Federal Funding for Telemedicine

U.S. government spending for telemedicine is composed of three segments: grants for demonstrations and research, direct telemedicine services by federal agencies for covered populations and reimbursement for remote medical services under Medicare.
  • Grants and Contracts - In 2003, ATA estimates that the total amount of federal grants and contracts for telemedicine is estimated at about $270 million. These are available through six to eight federal programs. However, over one third of this is from research contracts with the U.S Department of Defense. These funds include equipment and service delivery.
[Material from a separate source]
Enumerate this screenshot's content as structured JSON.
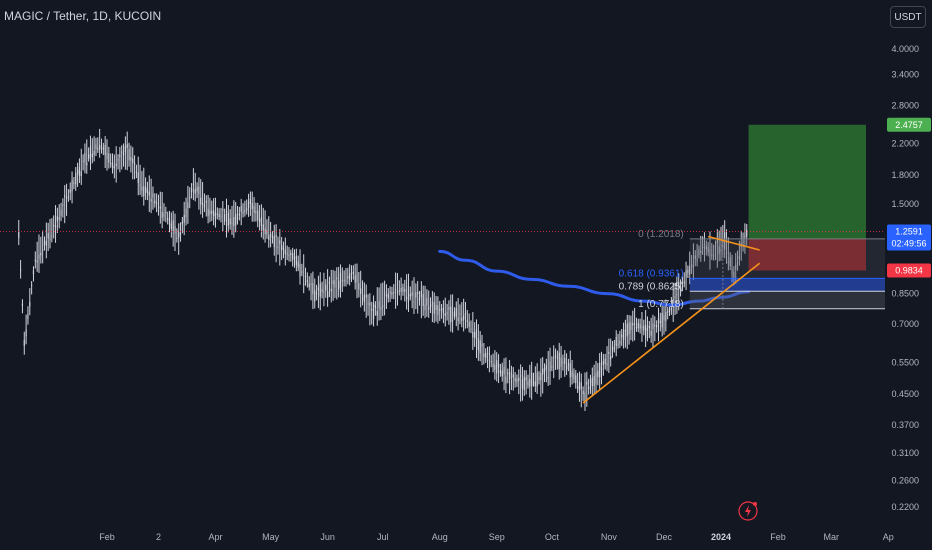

  • Direct Services - The amount of spending on telemedical services provided directly by federal agencies is not tracked but the Veterans Health Administration, that largest provider of remote medical services, is projected to deliver approximately 350,000 patient services remotely in 2003. Other federal providers of direct services include the Department of Defense, Indian Health Service and Bureau of Prisons in the Department of Justice.
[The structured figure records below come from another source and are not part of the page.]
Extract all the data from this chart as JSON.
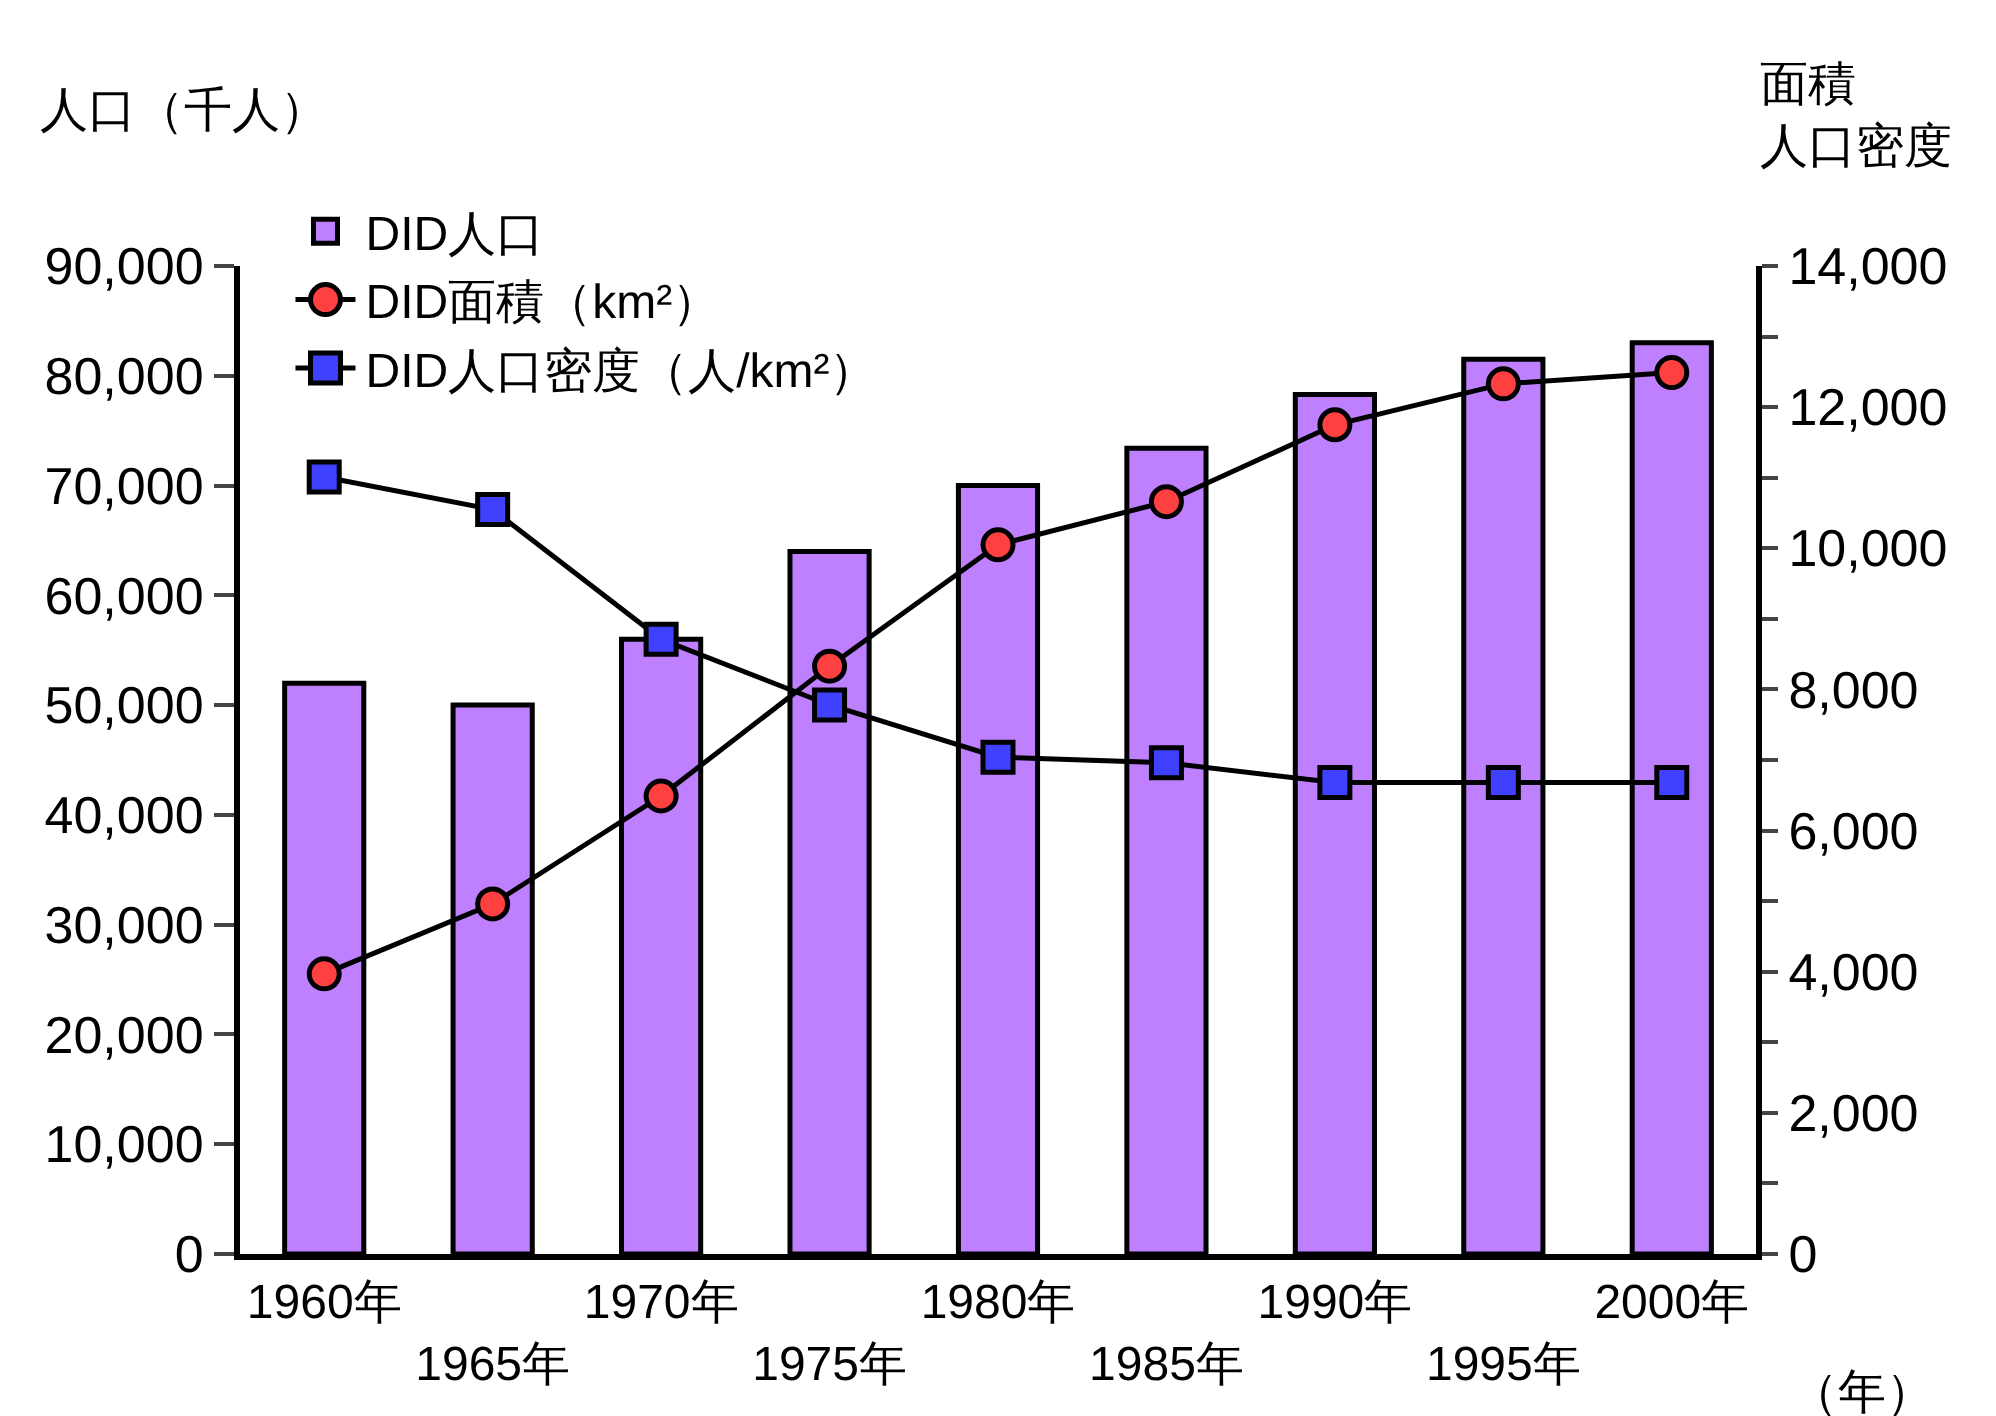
{
  "chart_data": {
    "type": "bar",
    "ylabel": "人口（千人）",
    "y2label": "面積人口密度",
    "xlabel": "（年）",
    "categories": [
      "1960年",
      "1965年",
      "1970年",
      "1975年",
      "1980年",
      "1985年",
      "1990年",
      "1995年",
      "2000年"
    ],
    "series": [
      {
        "name": "DID人口",
        "color": "#bf80ff",
        "values": [
          52000,
          50000,
          56000,
          64000,
          70000,
          73400,
          78300,
          81500,
          83000
        ]
      },
      {
        "name": "DID面積（km²）",
        "type": "line",
        "axis": "y2",
        "color": "#ff4040",
        "marker": "circle",
        "values": [
          3970,
          4960,
          6490,
          8330,
          10050,
          10660,
          11750,
          12330,
          12490
        ]
      },
      {
        "name": "DID人口密度（人/km²）",
        "type": "line",
        "axis": "y2",
        "color": "#4040ff",
        "marker": "square",
        "values": [
          11010,
          10550,
          8710,
          7780,
          7040,
          6960,
          6680,
          6680,
          6680
        ]
      }
    ],
    "ylim": [
      0,
      90000
    ],
    "yticks": [
      {
        "value": 0,
        "label": "0"
      },
      {
        "value": 10000,
        "label": "10,000"
      },
      {
        "value": 20000,
        "label": "20,000"
      },
      {
        "value": 30000,
        "label": "30,000"
      },
      {
        "value": 40000,
        "label": "40,000"
      },
      {
        "value": 50000,
        "label": "50,000"
      },
      {
        "value": 60000,
        "label": "60,000"
      },
      {
        "value": 70000,
        "label": "70,000"
      },
      {
        "value": 80000,
        "label": "80,000"
      },
      {
        "value": 90000,
        "label": "90,000"
      }
    ],
    "y2lim": [
      0,
      14000
    ],
    "y2ticks": [
      {
        "value": 0,
        "label": "0"
      },
      {
        "value": 1000,
        "label": null
      },
      {
        "value": 2000,
        "label": "2,000"
      },
      {
        "value": 3000,
        "label": null
      },
      {
        "value": 4000,
        "label": "4,000"
      },
      {
        "value": 5000,
        "label": null
      },
      {
        "value": 6000,
        "label": "6,000"
      },
      {
        "value": 7000,
        "label": null
      },
      {
        "value": 8000,
        "label": "8,000"
      },
      {
        "value": 9000,
        "label": null
      },
      {
        "value": 10000,
        "label": "10,000"
      },
      {
        "value": 11000,
        "label": null
      },
      {
        "value": 12000,
        "label": "12,000"
      },
      {
        "value": 13000,
        "label": null
      },
      {
        "value": 14000,
        "label": "14,000"
      }
    ],
    "legend": "top left",
    "line_style": "solid"
  }
}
  • Medicare - Approximately 10 percent of the US population is covered under Medicare. However, it accounts for over one quarter of all medical expenditures. Medicare spending for telemedicine is only partially tracked. The largest source of Medicare expenditures for telemedicine is for teleradiology but, since no separate tracking is done for these services, the total amount is unknown. A Medicare program supporting videoconference-based patient services in non-metropolitan areas is rapidly growing but will reimburse less than $1 million this year. In addition, Medicare reimburses for remote cardiac monitoring services and in some areas for telepathology and remote screening for diabetic retinopathy. Home telehealth applications fall under Medicare's Prospective Payment System and may be used as part of a patient's plan of care although no specific Medicare funds may be used to pay for home telehealth delivery.

     
      
    The American Telemedicine Association is the leading resource and advocate for telemedicine. ATA is a non-profit association established in 1993 and headquartered in Washington, DC. The Association works closely with medical societies, technology groups, industry leaders, elected officials and others to resolve barriers to the advancement of telemedicine through the professional, ethical and equitable improvement in health care delivery.

    ATA is governed by an elected Board of Directors and guided through the active involvement of 2,000 professionals and corporate members. The Association holds the world's largest meeting and commercial exposition focusing exclusively on telemedicine and sponsors a scientific journal regarding the field.